A Inteligência Artificial (IA), está chegando às Unidades de Terapia Intensiva (UTIs), para facilitar tomadas de decisão e preservar vidas de pacientes em estado crítico.
Um novo estudo, publicado este ano na Revista Brasileira de Enfermagem, registra a utilização, pela primeira vez, de IA para estimar o tempo de execução do banho de leito em pacientes críticos, internados em UTIs. O projeto foi apoiado pela Fundação de Amparo à Pesquisa do Estado de Minas Gerais (FAPEMIG) e pela Coordenação de Aperfeiçoamento de Pessoal de Nível Superior (CAPES). A coordenadora Luana Vieira Toledo, professora do Departamento de Medicina e Enfermagem da Universidade Federal de Viçosa (UFV), conta que o banho no leito é uma prática comum nas UTIs que apresenta riscos para quem o recebe.
Coleta de dados
Para solucionar o problema, a pesquisadora testou diferentes métodos de IA para predizer o tempo de banho, considerando o estado de saúde de cada paciente. A equipe de pesquisa chegou às chamadas Redes Neurais Artificiais (RNA) - metodologia inspirada na arquitetura dos neurônios humanos - para reconhecer padrões diante de uma quantidade grande de dados e reproduzir aprendizado. É a mesma lógica utilizada por sistemas como Siri, Google Now e Google Translate.
O algoritmo utilizado na pesquisa recorre ao banco de dados produzido ainda durante a pesquisa de doutorado de Toledo. Para o estudo, a pesquisadora realizou, juntamente com outros pesquisadores assistentes, o banho de leito de 50 pacientes críticos em uma UTI na cidade de Viçosa. Foram coletadas informações sociodemográficas e clínicas, como o tempo de execução do banho, idade, gênero, presença de comorbidades, uso de sedativos e dispositivos invasivos utilizados para o tratamento de pacientes críticos.
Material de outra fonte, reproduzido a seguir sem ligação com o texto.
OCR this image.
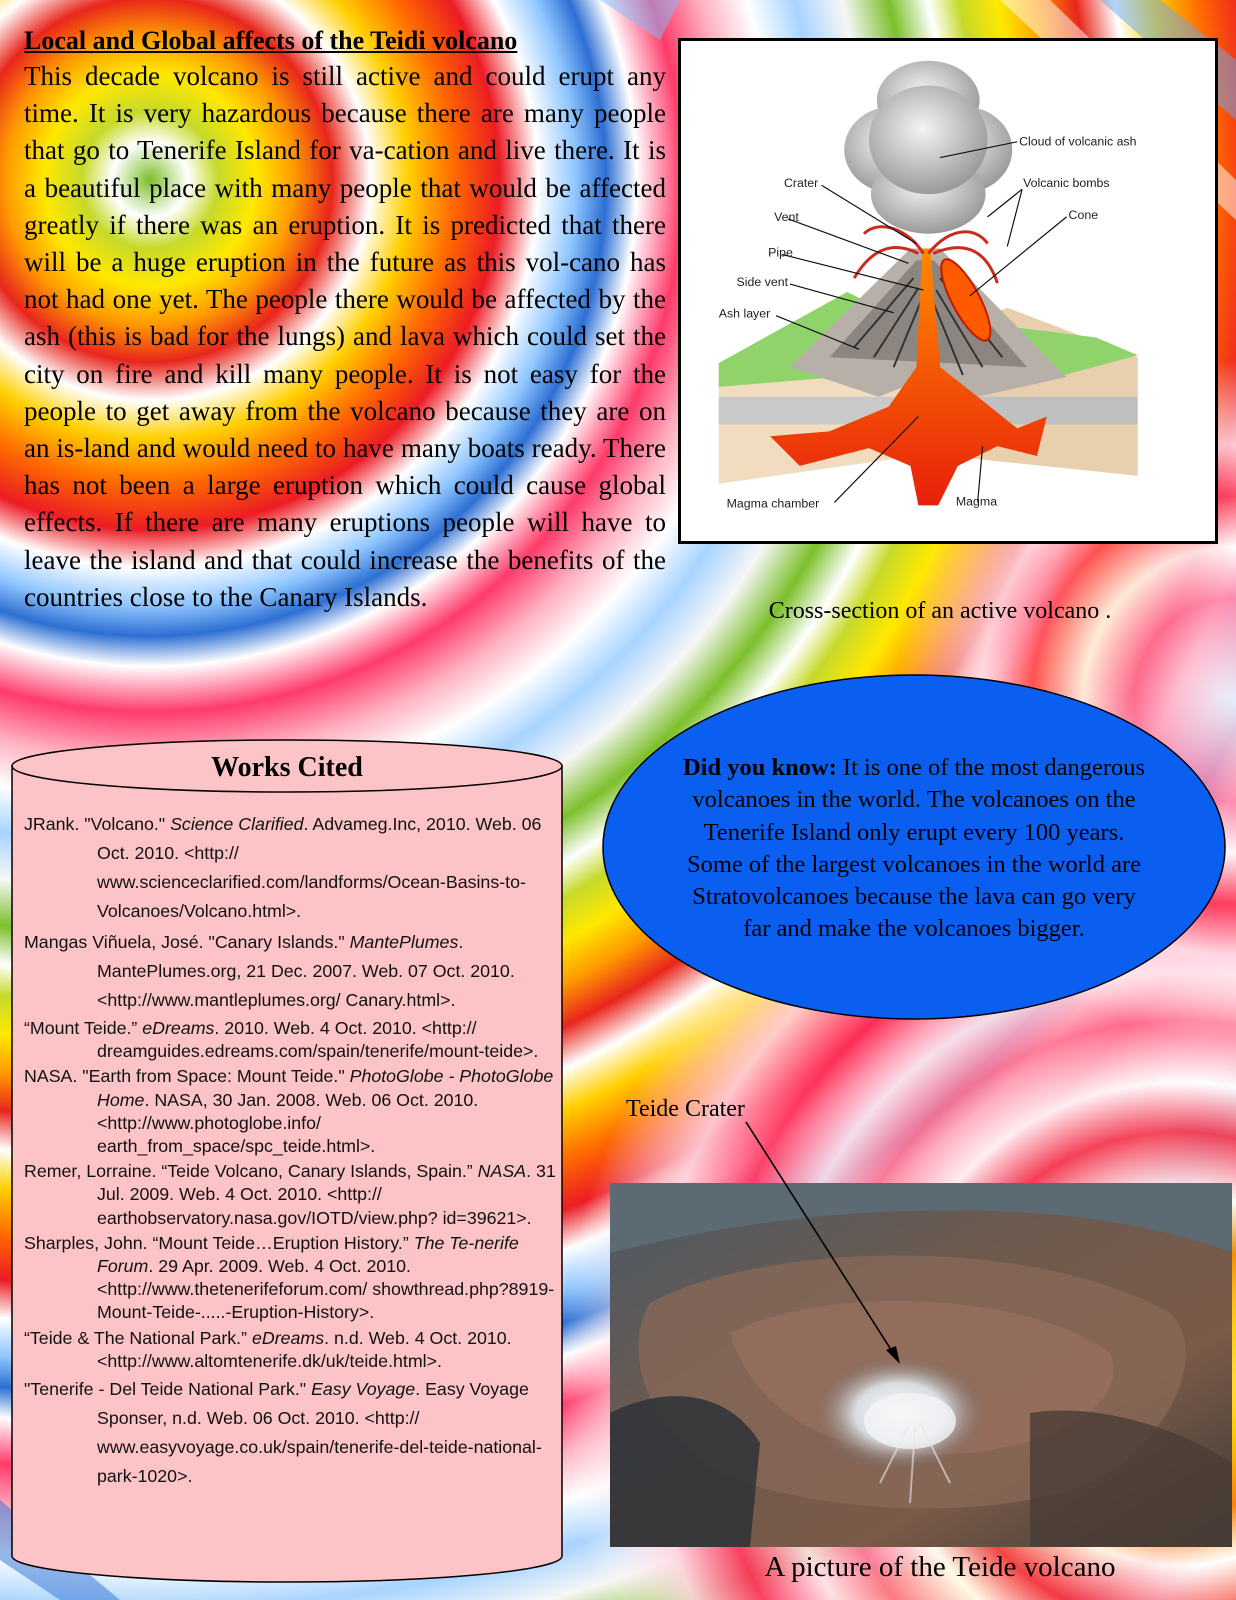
Local and Global affects of the Teidi volcano

This decade volcano is still active and could erupt any time. It is very hazardous because there are many people that go to Tenerife Island for va-cation and live there. It is a beautiful place with many people that would be affected greatly if there was an eruption. It is predicted that there will be a huge eruption in the future as this vol-cano has not had one yet. The people there would be affected by the ash (this is bad for the lungs) and lava which could set the city on fire and kill many people. It is not easy for the people to get away from the volcano because they are on an is-land and would need to have many boats ready. There has not been a large eruption which could cause global effects. If there are many eruptions people will have to leave the island and that could increase the benefits of the countries close to the Canary Islands.

Cloud of volcanic ash
Crater	Volcanic bombs
Vent	Cone
Pipe
Side vent
Ash layer
Magma chamber	Magma
Cross-section of an active volcano .
Did you know: It is one of the most dangerous volcanoes in the world. The volcanoes on the Tenerife Island only erupt every 100 years. Some of the largest volcanoes in the world are Stratovolcanoes because the lava can go very far and make the volcanoes bigger.
Works Cited

JRank. "Volcano." Science Clarified. Advameg.Inc, 2010. Web. 06 Oct. 2010. <http:// www.scienceclarified.com/landforms/Ocean-Basins-to-Volcanoes/Volcano.html>.

Mangas Viñuela, José. "Canary Islands." MantePlumes. MantePlumes.org, 21 Dec. 2007. Web. 07 Oct. 2010. <http://www.mantleplumes.org/ Canary.html>.

“Mount Teide.” eDreams. 2010. Web. 4 Oct. 2010. <http:// dreamguides.edreams.com/spain/tenerife/mount-teide>.

NASA. "Earth from Space: Mount Teide." PhotoGlobe - PhotoGlobe Home. NASA, 30 Jan. 2008. Web. 06 Oct. 2010. <http://www.photoglobe.info/ earth_from_space/spc_teide.html>.

Remer, Lorraine. “Teide Volcano, Canary Islands, Spain.” NASA. 31 Jul. 2009. Web. 4 Oct. 2010. <http:// earthobservatory.nasa.gov/IOTD/view.php? id=39621>.

Sharples, John. “Mount Teide…Eruption History.” The Te-nerife Forum. 29 Apr. 2009. Web. 4 Oct. 2010. <http://www.thetenerifeforum.com/ showthread.php?8919-Mount-Teide-.....-Eruption-History>.

“Teide & The National Park.” eDreams. n.d. Web. 4 Oct. 2010. <http://www.altomtenerife.dk/uk/teide.html>.

"Tenerife - Del Teide National Park." Easy Voyage. Easy Voyage Sponser, n.d. Web. 06 Oct. 2010. <http:// www.easyvoyage.co.uk/spain/tenerife-del-teide-national-park-1020>.

Teide Crater
A picture of the Teide volcano
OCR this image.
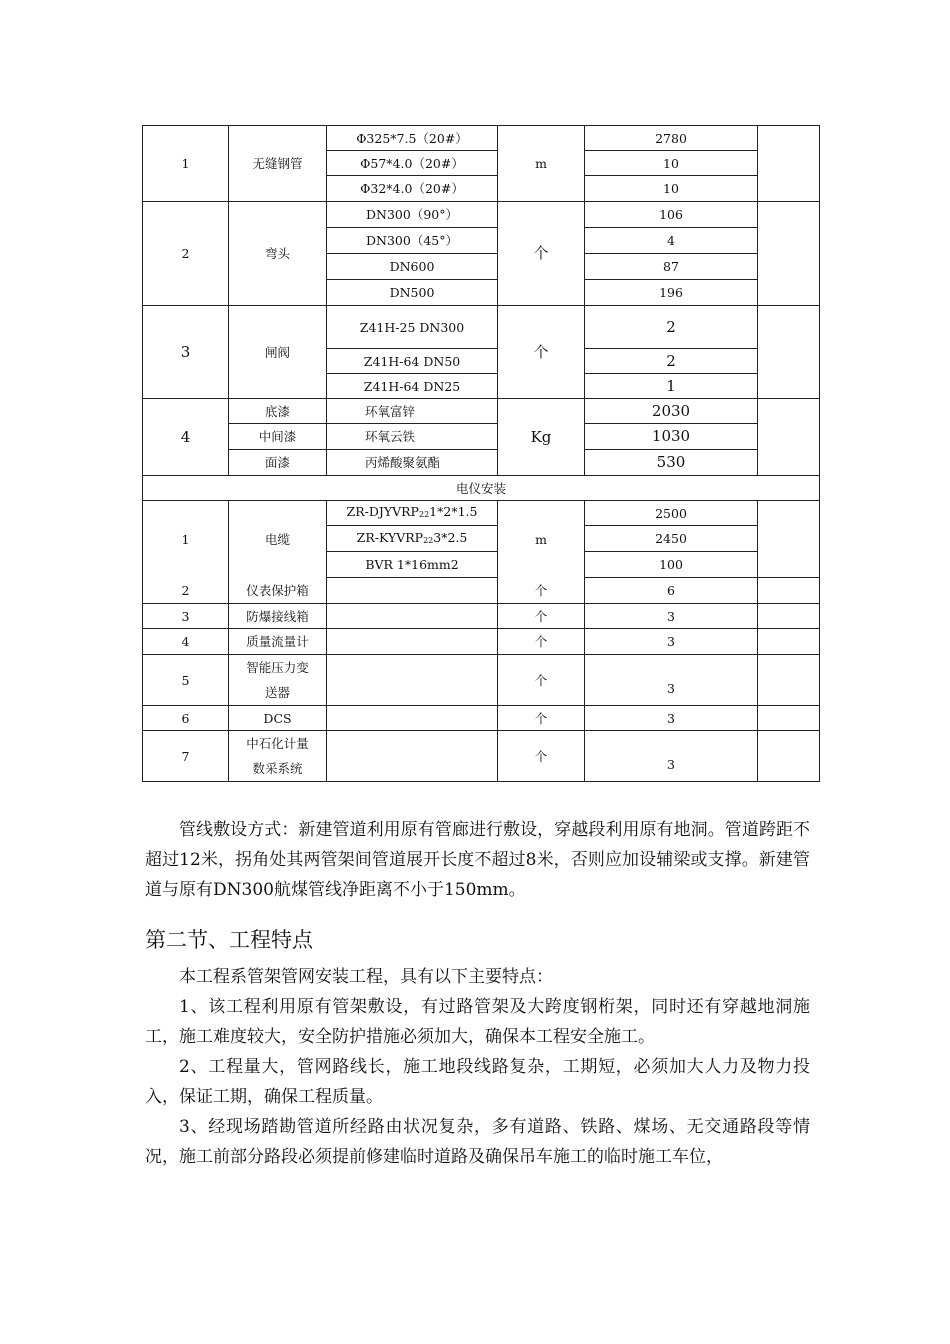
1	无缝钢管	Φ325*7.5（20#）	m	2780	
		Φ57*4.0（20#）		10	
		Φ32*4.0（20#）		10	
2	弯头	DN300（90°）	个	106	
		DN300（45°）		4	
		DN600		87	
		DN500		196	
3	闸阀	Z41H-25 DN300	个	2	
		Z41H-64 DN50		2	
		Z41H-64 DN25		1	
4	底漆	环氧富锌	Kg	2030	
	中间漆	环氧云铁		1030	
	面漆	丙烯酸聚氨酯		530	
电仪安装					
1	电缆	ZR-DJYVRP221*2*1.5	m	2500	
		ZR-KYVRP223*2.5		2450	
		BVR 1*16mm2		100	
2	仪表保护箱		个	6	
3	防爆接线箱		个	3	
4	质量流量计		个	3	
5	智能压力变送器		个	3	

6	DCS		个	3	
7	中石化计量数采系统		个	3	

管线敷设方式：新建管道利用原有管廊进行敷设，穿越段利用原有地洞。管道跨距不超过12米，拐角处其两管架间管道展开长度不超过8米，否则应加设辅梁或支撑。新建管道与原有DN300航煤管线净距离不小于150mm。

第二节、工程特点

本工程系管架管网安装工程，具有以下主要特点：

1、该工程利用原有管架敷设，有过路管架及大跨度钢桁架，同时还有穿越地洞施工，施工难度较大，安全防护措施必须加大，确保本工程安全施工。

2、工程量大，管网路线长，施工地段线路复杂，工期短，必须加大人力及物力投入，保证工期，确保工程质量。

3、经现场踏勘管道所经路由状况复杂，多有道路、铁路、煤场、无交通路段等情况，施工前部分路段必须提前修建临时道路及确保吊车施工的临时施工车位，
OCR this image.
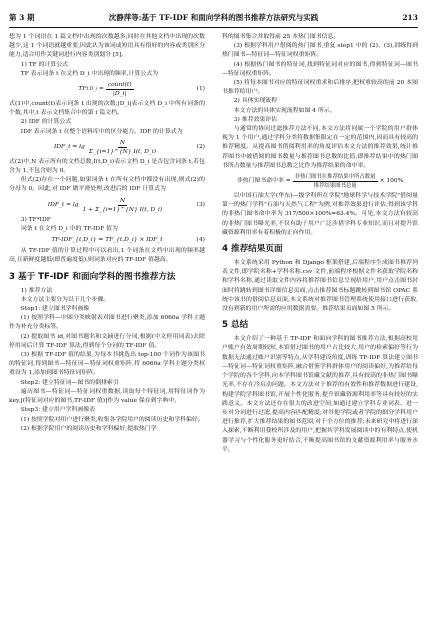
第 3 期	沈静萍等:基于 TF-IDF 和面向学科的图书推荐方法研究与实践	213

想为 1 个词语在 1 篇文档中出现的次数越多,同时在其他文档中出现的次数越少,这 1 个词语就越重要,因此认为该词或短语具有很好的内容或类别区分能力,适合用作关键词进行内容类别划分 [5]。

1) TF 的计算公式

TF 表示词条 t 在文档 D_i 中出现的频率,计算公式为

TF t,D_i = $\frac{\text{count(t)}}{|D\_i|}$	(1)

式(1)中,count(t)表示词条 t 出现的次数;|D_i|表示文档 D_i 中所有词条的个数,其中,t 表示文档集合中的第 i 篇文档。

2) IDF 的计算公式

IDF 表示词条 t 在整个语料库中的区分能力。IDF 的计算式为

IDF_t = $\lg \frac{N}{\Sigma\_\{i=1\}\^{}\{N\} I(t, D\_i)}$	(2)

式(2)中,N 表示所有的文档总数,I(t,D_i)表示文档 D_i 是否包含词条 t,若包含为 1,不包含则为 0。

但式(2)存在一个问题,如果词条 t 在所有文档中都没有出现,则式(2)的分母为 0。因此,对 IDF 做平滑处理,改进后的 IDF 计算式为

IDF_t = $\lg \frac{N}{1 + \Sigma\_\{i=1\}\^{}\{N\} I(t, D\_i)}$	(3)

3) TF*IDF

词条 t 在文档 D_i 中的 TF-IDF 值为

TF-IDF_{t,D_i} = TF_{t,D_i} × IDF_t	(4)

从 TF-IDF 值的计算过程中可以看出,1 个词条在文档中出现的频率越高,且新鲜度越低(即普遍度低),则词条对应的 TF-IDF 值越高。

3 基于 TF-IDF 和面向学科的图书推荐方法

1) 推荐方法

本文方法主要分为以下几个步骤。

Step1: 建立图书学科画像

(1) 按照学科—中图分类映射表对图书进行聚类,添加 6060a 学科主题作为补充分类标签。

(2) 提取图书 id,对图书题名和文摘进行分词,根据(中文停用词表)去除停用词后计算 TF-IDF 算法,得到每个分词的 TF-IDF 值。

(3) 根据 TF-IDF 值的结果,为每本书挑选出 top-100 个词作为该图书的特征词,得到图书—特征词—特征词权重矩阵,将 6060a 学科主题分类权重设为 1,添加到图书特征词矩阵。

Step2: 建立特征词—图书的倒排索引

遍历图书—特征词—特征词权重数据,读取每个特征词,用特征词作为 key,[(特征词对应的图书,TF-IDF 值)]作为 value 保存到字典中。

Step3: 建立用户学科画像表

(1) 按照学院对用户进行聚类,收集各学院用户的阅读历史和学科偏好。

(2) 根据学院用户的阅读历史和学科偏好,提取热门学

科的图书集合并取得前 25 本热门图书信息。

(3) 根据学科用户借阅的热门图书,重复 step1 中的 (2)、(3),训练得到热门图书—特征词—特征词权重矩阵。

(4) 根据热门图书的特征词,找到特征词对应的图书,得到特征词—图书—特征词权重矩阵。

(5) 将每本图书对应的特征词权重求和后排序,把权重较高的前 20 本图书推荐给用户。

2) 具体实现流程

本文方法的具体实现流程如图 4 所示。

3) 推荐效果评估

与通常的协同过滤推荐方法不同,本文方法将同属一个学院的用户群体视为 1 个用户,通过学科分类将数据集限定在一定的范围内,因而具有较高的推荐精度。从提高图书借阅利用率的角度评估本文方法的推荐效果,统计推荐图书中被借阅的图书数量与推荐图书总数的比值,即推荐结果中的热门图书所占数量与推荐图书总数之比作为推荐结果的命中率。

非热门图书命中率 = $\frac{\text{非热门图书在推荐结果中所占数量}}{\text{推荐结果图书总量}} \times 100\%$

以中国石油大学(华东)—级学科所在学院"地球科学与技术学院"借阅量第一的热门学科"石油与天然气工程"为例,对推荐效果进行评估,得到该学科的非热门图书命中率为 317/500×100%=63.4%。可见,本文方法有较高的非热门图书曝光率,不仅有助于用户广泛涉猎学科专业知识,而且对提升馆藏资源利用率有着积极的正向作用。

4 推荐结果页面

本文系统采用 Python 和 Django 框架搭建,后端程序生成图书推荐列表文件,即学院名称+学科名称.csv 文件,前端程序根据文件名获取学院名称和学科名称,通过读取文件内容将推荐图书信息呈现给用户,用户点击图书封面时将跳转到图书详细信息页面,点击推荐图书标题跳转到图书馆 OPAC 系统中该书的借阅信息页面,本文系统对推荐图书管理系统使用接口进行获取,没有到新的用户所需的应用数据需要。推荐结果页面如图 5 所示。

5 总结

本文介绍了一种基于 TF-IDF 和面向学科的图书推荐方法,根据高校用户账户有效周期较短,本馆借过图书的用户占比较大,用户的检索偏好等行为数据无法通过账户识别等特点,从学科建设角度,训练 TF-IDF 算法建立图书—特征词—特征词权重矩阵,融合借鉴学科群体用户的阅读偏好,为推荐给每个学院的各个学科,向本学科图书馆藏文献的推荐,具有较高的非热门图书曝光率,不存在冷启动问题。本文方法对于推荐的有效性和推荐数据进行建设,构建学院学科图书馆,开展个性化服务,提升馆藏资源利用率等具有较好的实践意义。本文方法还存在很大的改进空间,如通过建立学科专业词表、进一步对分词进行过滤,提高内容匹配精度;对其他学院或者学院的细分学科用户进行推荐,扩大推荐结果的图书范围,对于全方位的推荐;未来研究中将进行深入探索,不断利用我校所涉及的用户,把握其学科发展阅读中的有利特点,使机器学习与个性化服务更好结合,不断提高图书馆的文献资源利用率与服务水平。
A ferramenta conseguiu alcançar uma precisão de 68,6% na previsão do tempo de banho dos pacientes acamados. Para validar os resultados e ampliar o banco de dados, a equipe de pesquisa avança na coleta de dados em outras três unidades de terapia intensiva. Até então, já somam dados de mais 300 banhos realizados em diferentes instituições para verificar a qualidade dos resultados do algoritmo e a necessidade de incluir novas variáveis.
A pesquisa segue na construção de uma ferramenta online que deve ser disponibilizada gratuitamente. O aplicativo web servirá para orientar as equipes de enfermagem na tomada de decisão sobre a realização do banho no leito de forma mais segura e na otimização da divisão do trabalho de forma equânime, contribuindo com a redução da sobrecarga e absenteísmo dos profissionais da saúde responsáveis pela função nas UTIs.
Enfermagem e IA
Toledo conta que, na área da saúde, os estudos de predição têm avançado, mas na Enfermagem ainda são incipientes. Para ela, isso deve-se a uma ausência de financiamento nos estudos desta natureza, à ausência de conteúdos relativos à informática e IA nas estruturas curriculares dos cursos de graduação em Enfermagem e, especialmente, à fragmentação dos bancos de dados de prontuários eletrônicos.
A maioria dos estudos na área são internacionais, em menor proporção nacionais. São estudos que observam a aplicabilidade da inteligência artificial, avaliando métodos de ensino, avaliando o uso de simuladores virtuais, observando as emoções dos estudantes ao serem submetidos a uma determinada metodologia ativa. Outros buscam ferramentas para predizer a gravidade de um paciente e a necessidade de acionar um time de resposta rápida capaz de intervir em casos de parada cardíaca, por exemplo. Alguns também utilizam IA para avaliar lesões por pressão e orientar a melhor conduta técnica.
A pesquisadora ainda cita estudos que fazem o processamento da linguagem natural – quando se observam dados da evolução dos pacientes e utilizam-se ferramentas como o ChatGPT para criar um plano de cuidados personalizado. Para Toledo, com a aplicação da IA à área da saúde, estaríamos “abrindo uma caixa de pandora”. É um caminho inevitável, mas que não pode renunciar à humanização.
Para a pesquisadora, nestes casos, é preciso observar os resultados apresentados por ferramentas como o ChatGPT sem os levar como verdade absoluta, pois elas podem carregar viés e produzir inferências negativas, além de orientar intervenções que podem ser desnecessárias e até maléficas para o paciente. Por isso, defende que os profissionais sejam alfabetizados para fazer o uso racional e responsável dessa IA.